True. And that's my answer to you as well. The thing is, we have no moral imperative to give in to them one little tiny bit. Whatever moral capital they may have had at one point, whatever claim to such, is long, long gone. They have, as a nation, committed one atrocity after another against us. They aren't a nation, Steven. They're a weapon. They were created as one, and they continue to be one.

In a sane society, when there's someone who is wild and dangerous and cannot be reasoned with, we lock them up. It's sad, but we do it, and it's good both for the crazy person and for the rest of society. Israel can't lock the Arabs up, but we can lock them out. And while that may not be perfect, it'll be a vast improvement.

Look... when I asked if you've ever lived in Israel, maybe that was too broad a question. The first Intifada started in fall of 1987, just after I got there (I wouldn't draw any conclusions about the timing, though). I lived through the first Intifada. I lived through the imposition of the Oslo accords. I lived through Yitzchak Rabin's demonization and hafkara of olim, of the right, of the religious.

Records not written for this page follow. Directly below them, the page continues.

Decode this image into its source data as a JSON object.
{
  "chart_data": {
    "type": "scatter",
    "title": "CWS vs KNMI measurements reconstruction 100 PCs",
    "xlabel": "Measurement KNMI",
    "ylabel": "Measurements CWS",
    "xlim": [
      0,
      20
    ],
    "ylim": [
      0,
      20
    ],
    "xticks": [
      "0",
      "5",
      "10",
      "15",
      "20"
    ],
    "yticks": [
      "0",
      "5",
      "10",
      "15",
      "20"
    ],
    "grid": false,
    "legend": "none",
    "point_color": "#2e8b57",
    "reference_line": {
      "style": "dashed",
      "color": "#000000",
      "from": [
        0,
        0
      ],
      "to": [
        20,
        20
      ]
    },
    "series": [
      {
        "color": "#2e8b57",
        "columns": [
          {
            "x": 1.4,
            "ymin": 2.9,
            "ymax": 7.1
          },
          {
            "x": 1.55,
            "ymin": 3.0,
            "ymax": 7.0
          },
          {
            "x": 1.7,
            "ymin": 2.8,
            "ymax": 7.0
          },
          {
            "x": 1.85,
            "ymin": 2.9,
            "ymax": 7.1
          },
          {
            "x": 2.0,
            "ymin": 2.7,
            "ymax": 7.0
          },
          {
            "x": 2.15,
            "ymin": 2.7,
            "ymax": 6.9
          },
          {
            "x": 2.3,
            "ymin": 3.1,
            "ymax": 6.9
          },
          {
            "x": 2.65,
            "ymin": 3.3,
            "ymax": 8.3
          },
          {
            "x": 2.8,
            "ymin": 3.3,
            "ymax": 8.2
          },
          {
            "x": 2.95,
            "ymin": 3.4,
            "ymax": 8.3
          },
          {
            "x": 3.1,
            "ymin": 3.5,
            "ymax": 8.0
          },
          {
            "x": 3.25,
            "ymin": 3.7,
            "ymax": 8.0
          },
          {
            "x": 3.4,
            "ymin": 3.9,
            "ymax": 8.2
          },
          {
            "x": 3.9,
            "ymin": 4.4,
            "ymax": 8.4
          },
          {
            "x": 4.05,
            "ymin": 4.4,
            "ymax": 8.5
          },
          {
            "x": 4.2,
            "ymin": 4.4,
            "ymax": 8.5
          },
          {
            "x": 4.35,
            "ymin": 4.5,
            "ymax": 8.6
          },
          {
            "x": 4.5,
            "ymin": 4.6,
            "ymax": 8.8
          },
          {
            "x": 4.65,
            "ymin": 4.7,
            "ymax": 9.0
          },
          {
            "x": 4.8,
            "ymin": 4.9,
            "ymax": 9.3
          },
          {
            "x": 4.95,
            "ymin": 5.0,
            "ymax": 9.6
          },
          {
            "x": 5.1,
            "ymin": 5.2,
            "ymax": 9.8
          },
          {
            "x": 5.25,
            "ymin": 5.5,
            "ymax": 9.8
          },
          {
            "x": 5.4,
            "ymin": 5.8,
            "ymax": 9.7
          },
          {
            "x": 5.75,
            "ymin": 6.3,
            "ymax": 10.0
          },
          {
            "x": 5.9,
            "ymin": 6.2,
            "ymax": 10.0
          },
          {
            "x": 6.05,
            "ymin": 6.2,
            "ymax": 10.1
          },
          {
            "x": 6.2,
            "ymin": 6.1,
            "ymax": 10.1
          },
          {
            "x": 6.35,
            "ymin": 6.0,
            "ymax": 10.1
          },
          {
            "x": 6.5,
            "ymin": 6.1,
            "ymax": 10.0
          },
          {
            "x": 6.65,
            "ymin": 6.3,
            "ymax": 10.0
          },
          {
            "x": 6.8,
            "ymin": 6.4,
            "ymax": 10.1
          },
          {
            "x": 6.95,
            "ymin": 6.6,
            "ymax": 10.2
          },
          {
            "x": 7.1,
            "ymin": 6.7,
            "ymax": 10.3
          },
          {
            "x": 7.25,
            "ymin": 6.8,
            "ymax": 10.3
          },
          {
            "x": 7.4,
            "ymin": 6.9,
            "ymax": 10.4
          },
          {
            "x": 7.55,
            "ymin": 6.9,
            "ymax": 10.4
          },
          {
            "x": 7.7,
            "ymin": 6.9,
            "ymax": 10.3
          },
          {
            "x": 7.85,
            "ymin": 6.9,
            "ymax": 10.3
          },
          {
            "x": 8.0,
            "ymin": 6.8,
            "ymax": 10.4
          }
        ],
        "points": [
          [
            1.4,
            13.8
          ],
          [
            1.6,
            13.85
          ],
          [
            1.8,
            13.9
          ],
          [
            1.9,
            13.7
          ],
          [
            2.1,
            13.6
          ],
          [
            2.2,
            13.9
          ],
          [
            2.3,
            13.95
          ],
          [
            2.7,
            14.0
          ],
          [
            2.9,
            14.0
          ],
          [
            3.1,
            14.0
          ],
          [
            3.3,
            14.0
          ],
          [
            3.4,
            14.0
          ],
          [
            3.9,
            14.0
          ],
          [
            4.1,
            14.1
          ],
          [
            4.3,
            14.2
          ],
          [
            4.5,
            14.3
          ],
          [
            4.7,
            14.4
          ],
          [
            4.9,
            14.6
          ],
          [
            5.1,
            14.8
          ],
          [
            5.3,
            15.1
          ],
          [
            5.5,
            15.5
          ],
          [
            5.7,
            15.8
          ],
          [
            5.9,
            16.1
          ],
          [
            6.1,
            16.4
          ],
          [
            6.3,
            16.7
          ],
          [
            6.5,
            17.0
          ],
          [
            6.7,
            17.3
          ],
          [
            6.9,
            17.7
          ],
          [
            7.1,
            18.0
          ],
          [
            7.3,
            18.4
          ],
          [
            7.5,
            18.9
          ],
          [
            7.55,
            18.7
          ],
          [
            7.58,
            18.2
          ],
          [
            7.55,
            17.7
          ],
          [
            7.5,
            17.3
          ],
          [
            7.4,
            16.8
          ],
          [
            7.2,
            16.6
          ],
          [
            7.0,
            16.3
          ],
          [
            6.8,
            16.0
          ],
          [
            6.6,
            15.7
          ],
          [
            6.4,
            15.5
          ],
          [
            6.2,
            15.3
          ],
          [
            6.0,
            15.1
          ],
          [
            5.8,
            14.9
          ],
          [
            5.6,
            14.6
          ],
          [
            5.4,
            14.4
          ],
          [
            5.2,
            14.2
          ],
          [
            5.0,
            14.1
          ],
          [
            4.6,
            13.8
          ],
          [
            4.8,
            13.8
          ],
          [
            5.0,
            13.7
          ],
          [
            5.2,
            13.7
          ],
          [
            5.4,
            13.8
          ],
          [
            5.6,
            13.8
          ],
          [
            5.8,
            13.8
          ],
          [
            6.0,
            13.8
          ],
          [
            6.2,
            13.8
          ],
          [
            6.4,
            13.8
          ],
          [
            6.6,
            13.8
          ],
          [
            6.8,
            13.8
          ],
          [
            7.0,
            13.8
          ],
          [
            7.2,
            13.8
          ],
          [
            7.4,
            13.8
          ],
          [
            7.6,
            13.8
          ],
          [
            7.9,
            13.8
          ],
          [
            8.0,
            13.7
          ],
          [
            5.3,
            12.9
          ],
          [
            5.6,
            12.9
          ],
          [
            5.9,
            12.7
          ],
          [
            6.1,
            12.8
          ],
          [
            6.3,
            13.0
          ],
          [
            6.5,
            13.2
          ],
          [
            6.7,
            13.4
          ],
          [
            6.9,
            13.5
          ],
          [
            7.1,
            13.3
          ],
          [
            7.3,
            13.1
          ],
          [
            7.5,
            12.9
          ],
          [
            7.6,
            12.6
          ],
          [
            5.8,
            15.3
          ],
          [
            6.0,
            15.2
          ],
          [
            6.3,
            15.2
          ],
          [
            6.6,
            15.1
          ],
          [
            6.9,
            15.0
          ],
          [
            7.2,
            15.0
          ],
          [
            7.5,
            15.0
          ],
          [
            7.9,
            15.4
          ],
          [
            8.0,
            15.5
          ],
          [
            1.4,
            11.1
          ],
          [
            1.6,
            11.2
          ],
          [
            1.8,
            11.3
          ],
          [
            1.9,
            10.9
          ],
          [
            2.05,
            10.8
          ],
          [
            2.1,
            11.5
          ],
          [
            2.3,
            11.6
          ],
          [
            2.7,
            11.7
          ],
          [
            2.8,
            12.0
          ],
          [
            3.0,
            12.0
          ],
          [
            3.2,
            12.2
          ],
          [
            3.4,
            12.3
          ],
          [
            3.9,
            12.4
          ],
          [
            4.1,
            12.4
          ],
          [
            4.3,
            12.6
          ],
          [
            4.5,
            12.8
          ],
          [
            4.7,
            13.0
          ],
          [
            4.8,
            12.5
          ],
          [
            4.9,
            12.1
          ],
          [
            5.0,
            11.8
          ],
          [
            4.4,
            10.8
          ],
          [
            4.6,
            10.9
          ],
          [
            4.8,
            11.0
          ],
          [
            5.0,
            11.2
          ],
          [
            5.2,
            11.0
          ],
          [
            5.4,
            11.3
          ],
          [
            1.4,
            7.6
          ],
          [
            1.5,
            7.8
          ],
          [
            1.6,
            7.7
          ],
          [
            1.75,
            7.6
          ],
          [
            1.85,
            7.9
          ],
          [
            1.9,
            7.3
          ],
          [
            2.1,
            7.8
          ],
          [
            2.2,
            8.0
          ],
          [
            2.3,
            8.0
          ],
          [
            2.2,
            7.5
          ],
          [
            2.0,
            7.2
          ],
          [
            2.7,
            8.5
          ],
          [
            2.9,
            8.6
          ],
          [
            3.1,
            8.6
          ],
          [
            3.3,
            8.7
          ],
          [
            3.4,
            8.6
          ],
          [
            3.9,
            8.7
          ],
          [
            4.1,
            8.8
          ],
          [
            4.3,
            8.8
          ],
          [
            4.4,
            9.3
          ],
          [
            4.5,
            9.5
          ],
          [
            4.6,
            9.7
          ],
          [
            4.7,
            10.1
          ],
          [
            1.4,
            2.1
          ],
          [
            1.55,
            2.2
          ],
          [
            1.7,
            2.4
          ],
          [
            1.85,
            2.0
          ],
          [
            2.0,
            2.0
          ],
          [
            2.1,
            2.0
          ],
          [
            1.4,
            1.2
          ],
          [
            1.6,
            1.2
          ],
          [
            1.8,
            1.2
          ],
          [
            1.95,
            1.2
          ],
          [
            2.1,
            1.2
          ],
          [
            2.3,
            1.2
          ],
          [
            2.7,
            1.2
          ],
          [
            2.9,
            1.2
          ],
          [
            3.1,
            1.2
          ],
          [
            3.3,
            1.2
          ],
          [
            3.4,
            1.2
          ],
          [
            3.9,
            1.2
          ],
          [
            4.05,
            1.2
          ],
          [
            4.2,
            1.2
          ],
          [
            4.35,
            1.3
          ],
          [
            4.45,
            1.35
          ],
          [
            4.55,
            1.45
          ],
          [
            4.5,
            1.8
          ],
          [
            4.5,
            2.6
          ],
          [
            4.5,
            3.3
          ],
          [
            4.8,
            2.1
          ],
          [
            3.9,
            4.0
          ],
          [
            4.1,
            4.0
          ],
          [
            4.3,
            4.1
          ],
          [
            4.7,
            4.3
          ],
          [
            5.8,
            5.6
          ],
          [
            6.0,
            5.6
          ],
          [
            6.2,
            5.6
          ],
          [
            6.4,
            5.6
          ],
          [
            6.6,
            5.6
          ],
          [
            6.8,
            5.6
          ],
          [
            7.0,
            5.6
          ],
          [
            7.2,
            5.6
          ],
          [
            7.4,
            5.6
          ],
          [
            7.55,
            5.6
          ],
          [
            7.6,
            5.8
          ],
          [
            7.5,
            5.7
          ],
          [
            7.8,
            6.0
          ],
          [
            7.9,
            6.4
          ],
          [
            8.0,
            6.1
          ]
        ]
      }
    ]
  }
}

You lucked out, Steven. You missed all that fun. Because what it showed more than anything else is that the Arabs aren't the problem; it's the moral corruption among Israel's leaders. It's the absolute determination to be a "nation like all the others" that's the real cause of our trouble. Because if we had sane, Jewish leadership... well, here's Moshe Feiglin's response to Obama's Cairo speech. This is the kind of thing that needs to be coming out of the Prime Minister's office.

6:10 PM  
Blogger StevenHB said...

Without accepting all that you assert in your last comment, I realize that I haven't commented on your other points.

I don't believe in collective punishment. Point 3 means that a single asshole can bring terrible consequences to thousands of innocents. I find this completely unethical.

Re: Point 4: Certainly I'd have to insist that all citizens of the State of Israel, Jewish or not, sign any such oath. And if someone wouldn't sign an oath, seizing their assets without compensation is unethical. As in the case of eminent domain, asset-holders must be compensated fairly.

Re: Point 6: It would not necessarily be in Israel's interest to annex additional land. To assert a policy of annexation will reasonably leave her open to accusations of empire-building and land-grabbing. Change it to say that Israel will assert her right to respond militarily, as she sees fit, to terrorists who attack her from within the borders of other countries and leave it at that.

Re: 8: I'm unsure of the consequences of refusing aid and charging port fees but I'd be concerned that they were more than Israel could bear.

7:44 PM  
Blogger in the vanguard said...

You write such things as:
"The United States will be told..."

My comment is to make only this point:
What we should say to ANY non-Jew or non-Jewish nation is as explained here:
http://hezbos.blogspot.com/2009/07/very-first-rashi-in-torah.html

We can do no better unless we say exactly what Torah tells us to say. If you read the above link you'll see that G-d "goes out of His way", by more than one full chumash, so that we should know what exacly to say to our accusers.

1:15 PM  
Blogger Lady-Light said...

Lisa, thank you for another intelligent answer to (not in any particular order) 1)The Road Map, 2)Camp David 3) Annapolis 4)Oslo, etc.
I've written something along those lines many times, too often to count. It's nice to know there's another woman out there who is using her שכל and who cares not about being 'politically correct.' כל הכבוד!

11:25 PM  
Blogger Lisa said...

Haven't you heard? We don't call it "politically correct" anymore. Now it's "clarity impaired".